LONDON – Researchers at the University of Newcastle in the U.K. are the first to receive approval from the Human Fertilisation and Embryology Authority to conduct experiment using cloned embryonic human beings. Pro-lifers criticized the announcement; Anthony Ozimic, SPUC political secretary, said: “Human cloning is unethical because it exploits and destroys the lives of countless human beings at their most vulnerable stage of development.” Despite assurances from the British government that therapeutic cloning would not lead to reproductive cloning, Italian doctor Severino Antinori, a scientist attempting to bring a cloned human being to birth, praised the announcement because he said it has made the birth of a cloned baby one step closer.


Brazil pressured to legalize abortion

BRASILIA – The Supreme Court of Brazil is set to consider legalizing abortion in the mostly Catholic country as it considers broadening its consideration of abortion in a case that examines the legality of abortion in cases of anencephalic babies (a condition where the fetus does not develop parts of the brain). However, the government announced that, “The justices of the supreme court will consider also the situation in cases of other diseases, and the right to abortion itself, even when the child is healthy.” Local pro-life groups, such as ProvidaFamilia, said they considered the move to allow abortion the cases of anencephalic babies to be a mere ploy to open the door to a wider legalization of abortion. Currently, abortion is permitted only in cases of rape and to save the life of the mother. According to Provida-Familia, at least four of the 11 Supreme Court justices have indicated they support abortion.

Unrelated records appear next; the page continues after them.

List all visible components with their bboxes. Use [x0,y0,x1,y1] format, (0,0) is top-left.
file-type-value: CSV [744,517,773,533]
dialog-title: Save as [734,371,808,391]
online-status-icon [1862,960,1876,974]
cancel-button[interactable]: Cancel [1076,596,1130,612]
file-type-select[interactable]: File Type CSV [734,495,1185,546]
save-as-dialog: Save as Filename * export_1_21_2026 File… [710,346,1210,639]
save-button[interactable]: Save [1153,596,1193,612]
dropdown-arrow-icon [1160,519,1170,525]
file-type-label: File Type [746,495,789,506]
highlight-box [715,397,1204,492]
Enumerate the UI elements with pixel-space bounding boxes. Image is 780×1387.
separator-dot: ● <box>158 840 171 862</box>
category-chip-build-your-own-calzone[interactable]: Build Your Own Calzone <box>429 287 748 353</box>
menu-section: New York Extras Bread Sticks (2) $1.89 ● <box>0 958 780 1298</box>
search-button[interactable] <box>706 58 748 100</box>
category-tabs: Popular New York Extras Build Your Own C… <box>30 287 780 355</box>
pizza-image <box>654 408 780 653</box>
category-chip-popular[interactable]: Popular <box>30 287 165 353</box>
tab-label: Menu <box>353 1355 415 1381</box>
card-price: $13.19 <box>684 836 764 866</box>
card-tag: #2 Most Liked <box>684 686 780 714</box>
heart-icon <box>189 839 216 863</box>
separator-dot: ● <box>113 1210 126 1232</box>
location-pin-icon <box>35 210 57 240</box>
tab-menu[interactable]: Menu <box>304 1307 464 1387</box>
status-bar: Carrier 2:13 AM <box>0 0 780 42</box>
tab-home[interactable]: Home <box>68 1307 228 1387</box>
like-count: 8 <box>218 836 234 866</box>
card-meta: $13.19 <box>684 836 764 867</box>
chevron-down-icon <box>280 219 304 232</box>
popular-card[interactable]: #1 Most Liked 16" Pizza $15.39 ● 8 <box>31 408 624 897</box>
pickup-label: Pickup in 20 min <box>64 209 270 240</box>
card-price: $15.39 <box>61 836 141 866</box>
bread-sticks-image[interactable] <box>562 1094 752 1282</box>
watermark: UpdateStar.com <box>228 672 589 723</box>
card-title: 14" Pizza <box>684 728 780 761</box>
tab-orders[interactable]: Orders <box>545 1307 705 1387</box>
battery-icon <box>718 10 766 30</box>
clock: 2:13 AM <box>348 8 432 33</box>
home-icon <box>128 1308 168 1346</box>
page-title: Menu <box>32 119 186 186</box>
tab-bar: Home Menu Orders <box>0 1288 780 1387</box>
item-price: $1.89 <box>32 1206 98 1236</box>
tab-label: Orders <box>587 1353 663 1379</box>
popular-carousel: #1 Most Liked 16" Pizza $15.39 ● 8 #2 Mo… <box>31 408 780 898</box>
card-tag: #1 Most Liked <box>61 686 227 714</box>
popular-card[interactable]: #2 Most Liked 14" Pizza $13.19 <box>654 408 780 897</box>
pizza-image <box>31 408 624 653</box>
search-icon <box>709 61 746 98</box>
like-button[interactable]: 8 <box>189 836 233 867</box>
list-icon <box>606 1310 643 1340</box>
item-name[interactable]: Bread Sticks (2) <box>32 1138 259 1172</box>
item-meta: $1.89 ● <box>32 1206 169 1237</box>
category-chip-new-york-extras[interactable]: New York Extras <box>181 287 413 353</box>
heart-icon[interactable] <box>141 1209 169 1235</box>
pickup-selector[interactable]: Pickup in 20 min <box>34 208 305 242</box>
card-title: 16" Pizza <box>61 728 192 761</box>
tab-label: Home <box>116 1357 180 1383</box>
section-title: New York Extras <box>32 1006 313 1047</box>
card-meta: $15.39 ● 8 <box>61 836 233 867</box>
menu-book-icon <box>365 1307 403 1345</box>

Italy considers limiting tax dollars for abortion

ROME – Antonio Gentile, a senator belonging to Berlusconi’s Forza Italia party, proposed a law that would limit taxpayer funding of abortions to one per woman. According to Gentile’s proposal, women would have to pay for subsequent abortions which cost roughly $3,000. At least 20 senators support the proposed bill although critics are slamming Gentile as a Catholic reactionary and anti-woman.


UK allows at-home RU-486 abortions

LONDON – The UK government plans to allow RU-486 abortions to be carried out at home, rather than under the supervision of medical staff at hospitals or abortion clinics. The new guidelines are set to begin this month. Pro-lifers warn that the abortion pill is dangerous to women, noting that since the Food and Drug Administration approved the drug’s distribution in the U.S. in 2000, more than 400 reported cases of complications have been reported to the federal government, including at least one death. In 2001, a Canadian woman died while taking part in clinical trials for RU-486 and at least two British women have died in recent years. British abortionists argue the move will provide for less expensive abortions and more humane as women will be able to complete the abortion in the remains of their own homes. Nuala Scarisbrick, trustee of the pro-life charity Life, said that on the contrary, “This method of abortion would be one of the most unpleasant . . .Women will be bleeding heavily and passing the remains of what they know is a baby. It will be frightening and horrible if they are on their own.”


One-third of Hong Kong pregnancies end in abortion

HONG KONG – The South China Morning Post reported that one-third of all pregnancies in Hong Kong end in abortion although some experts say the number is even higher because the official numbers do not take into account the illegal abortions committed in mainland China, where many women go to ensure anonymity. In 2001, 20,235 babies were killed by abortion compared to 49,144 live births in the same year. Abortion thus ended the lives of 29 per cent of Hong Kong babies that year.